DOMINGO XVII DEL TIEMPO ORDINARIO. CICLO C (Gn 18, 20-32; Sal 137, 1-8; Col 2, 12-14; Lc 11, 1-13)
¿No tenían los salmos para rezar los discípulos? Sí. Y, ¿no son los salmos la oración que fue poniendo el Dios en el corazón de su pueblo para que aprendiera a dirigirse a Él? Sí. Y, entonces, ¿qué quieren decir los discípulos cuando le piden a Jesús que les enseñe a rezar?
Jesús no va a añadir una oración más a los salmos, la más importante, diríamos los cristianos. No, lo que necesitaban y siguen necesitando los salmos es un corazón puro que los sepa pronunciar delante de la verdad última de Dios. Y es esto lo que nos ofrece Jesús en el padrenuestro. Nos da su posición delante de Dios, la posición filial que Dios mismo ha preparado desde siempre en su Hijo para nosotros. Nos da el deseo último que tiene que llevar toda oración, pida lo que pida o alabe como alabe: que el Reino de Dios se realice, que la creación alcance la forma paradisiaca que siempre pensó Dios para ella y que solo aparece en la forma de ser de Jesús. Nos da el plural en el que nos concibió Dios y del que cuando nos salimos solo hay desierto, porque estamos creados para ser hermanos compartiendo el pan y la misericordia.
Por
eso, aprender el padrenuestro no es una cuestión de memorizar y repetir.
Es más bien, aprender a vivir desde el corazón de Jesús, confiando en que pase
lo que pase somos hijos amados, aunque no lo parezca como cuando Jesús en Getsemaní
clamó: “Que pase de mí este cáliz”, pero no dejó de llamar a Dios Abba. Confiando,
pese a las apariencias de pérdida o las pérdidas reales que supone el
preocuparnos por los otros, que somos hermanos y que solo fraternalmente
alcanzamos la vida y la felicidad. Y no solo confiando, sino aceptando sin
ingenuidad que el mal está siempre a la vuelta de nuestro corazón para ganarlo
y frustrar nuestra vocación de vida, y que vencerle supone luchar y suplicar a
Dios de continuo.
Así
pues, convendría que, aunque sepamos de memoria el padrenuestro, hoy, otra vez,
le pidamos al Señor que nos enseñe a rezarlo con su mismo corazón.

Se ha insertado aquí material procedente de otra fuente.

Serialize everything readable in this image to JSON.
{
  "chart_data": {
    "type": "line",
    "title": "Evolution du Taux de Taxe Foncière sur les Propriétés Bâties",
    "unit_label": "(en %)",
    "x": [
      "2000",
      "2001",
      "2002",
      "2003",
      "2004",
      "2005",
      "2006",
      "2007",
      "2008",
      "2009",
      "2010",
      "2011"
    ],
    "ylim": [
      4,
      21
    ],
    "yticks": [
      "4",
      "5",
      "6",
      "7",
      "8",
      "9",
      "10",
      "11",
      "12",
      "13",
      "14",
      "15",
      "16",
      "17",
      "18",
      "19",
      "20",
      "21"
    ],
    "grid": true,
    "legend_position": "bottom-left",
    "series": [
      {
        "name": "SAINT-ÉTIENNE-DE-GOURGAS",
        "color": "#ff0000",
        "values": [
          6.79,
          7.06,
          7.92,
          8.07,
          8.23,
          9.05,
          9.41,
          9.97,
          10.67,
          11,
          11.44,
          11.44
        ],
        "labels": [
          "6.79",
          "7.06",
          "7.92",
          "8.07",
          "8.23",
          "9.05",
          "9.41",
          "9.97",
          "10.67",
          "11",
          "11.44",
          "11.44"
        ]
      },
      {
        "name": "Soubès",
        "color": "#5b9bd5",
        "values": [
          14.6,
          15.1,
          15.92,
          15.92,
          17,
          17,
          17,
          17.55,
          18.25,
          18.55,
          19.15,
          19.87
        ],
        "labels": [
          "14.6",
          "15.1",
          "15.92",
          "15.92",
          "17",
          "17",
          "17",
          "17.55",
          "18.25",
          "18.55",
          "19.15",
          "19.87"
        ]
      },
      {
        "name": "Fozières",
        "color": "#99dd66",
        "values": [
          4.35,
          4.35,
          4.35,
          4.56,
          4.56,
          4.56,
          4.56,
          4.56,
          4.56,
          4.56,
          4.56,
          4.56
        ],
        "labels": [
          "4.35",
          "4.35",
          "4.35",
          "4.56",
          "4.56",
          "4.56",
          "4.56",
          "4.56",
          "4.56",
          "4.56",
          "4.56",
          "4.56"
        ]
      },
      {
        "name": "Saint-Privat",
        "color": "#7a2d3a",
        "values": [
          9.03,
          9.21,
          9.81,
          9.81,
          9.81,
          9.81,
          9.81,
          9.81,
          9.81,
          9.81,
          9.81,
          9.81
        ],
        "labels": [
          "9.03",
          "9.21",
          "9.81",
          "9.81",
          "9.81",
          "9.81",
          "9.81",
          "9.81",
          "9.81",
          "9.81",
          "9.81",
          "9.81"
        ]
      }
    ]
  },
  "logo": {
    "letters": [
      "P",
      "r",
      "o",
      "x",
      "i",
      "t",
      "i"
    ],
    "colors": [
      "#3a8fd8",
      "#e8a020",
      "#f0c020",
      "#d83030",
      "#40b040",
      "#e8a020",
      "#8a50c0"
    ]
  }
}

En esta composición de Hannah Dunnett, el padrenuestro aparece como un hilo que atraviesa la creación y la vida de los hombres. Y esto me gusta, porque la oración que el Señor nos enseña no es solo para dedicarle un tiempo y un espacio, sino para que vayamos aprendiendo a hacer que todo tiempo y todo espacio sea suyo y así Él pueda vestir todo de su belleza y de su gloria. Es esta belleza sin oscuridad ni estridencias la que se sugiere en la pintura.